Tuesday, February 18, 2014

What about Advent?

How clever of our theological forefathers to establish, in our church year, respectably long waiting periods [Advent & Lent] before the two most important holy days all year! They aren’t specified in the Bible, but how important they are in giving us breathing room to prepare our hearts and souls for the arrival, then the crucifixion, of our Savior. This Advent invites—nay, beckons—us to even more wonder of the miracle of Christmas. Fret not: NOBODY nor NOTHING—not even commercialism in all its forms—can take Christ out of Christmas. We won’t let them!

What about Epiphany?

The Rev. Tom Ehrich writes: “Faith has hopes and dreams, but faith has no control. Even the most ancient act of control—the naming of people and the naming of the created order—merely gives labels to things that will spin out of control.” In the face of that, do we dare to announce our faith by celebrating a whole season—Epiphany—dedicated to spreading the faith, proclaiming the good news? What good news? Not the birthing of a newborn in a barn, but his love and power when we the open our hearts to let him run our lives, an entirely different matter. Now that’s faith in spades! This is so huge, so important, that it leads naturally to telling others the good news, always and everywhere, not just a few weeks a year.
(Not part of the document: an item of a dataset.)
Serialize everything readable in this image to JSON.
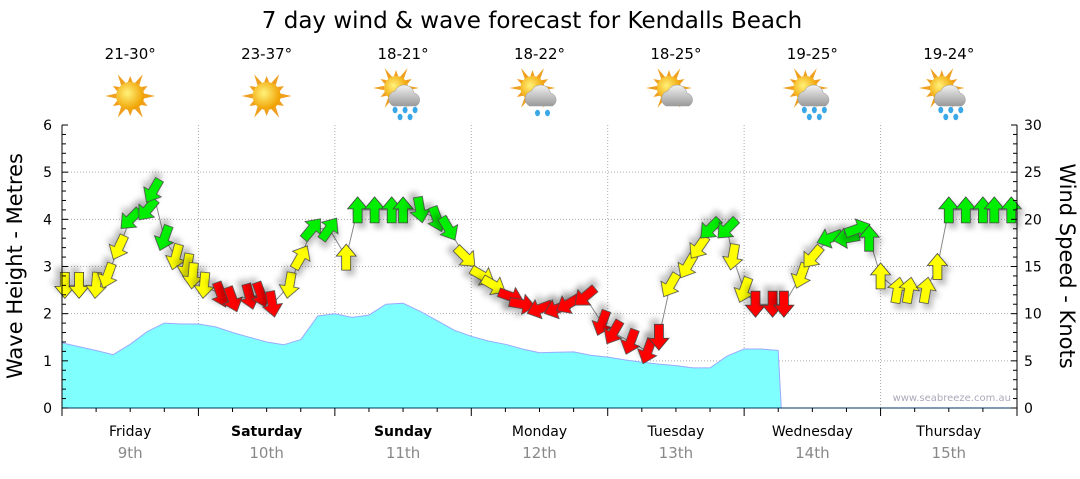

Do we do this, or is Epiphany just another recurring ho-hum church season?

Dark Brown Feeling

A few decades ago I would often feel a particular emotional uncomfortable sensation which I described as “a dark brown feeling.” I had no clue how else to label it, nor what it meant; I only knew that I didn’t like it. I’ve since recognized this as an indicator of anxiety [which is always fear-based]. As the years passed and I began to appreciate how much God loves me personally, I noticed that I was experiencing many fewer dark brown episodes. When this became hard to ignore, I figured out why: if God REALLY loves me enough not only to die for me, but to have brought me through the challenges of a rocky life relatively unscathed, nothing anyone can say or do is anywhere near so important. I have NOTHING about which to be anxious! This was no ecclesiastical gobbledegook, but a real interiorization of the theological propositions which I’d been taught, but had only given lip service. Once this dawned on me, my life was forever changed!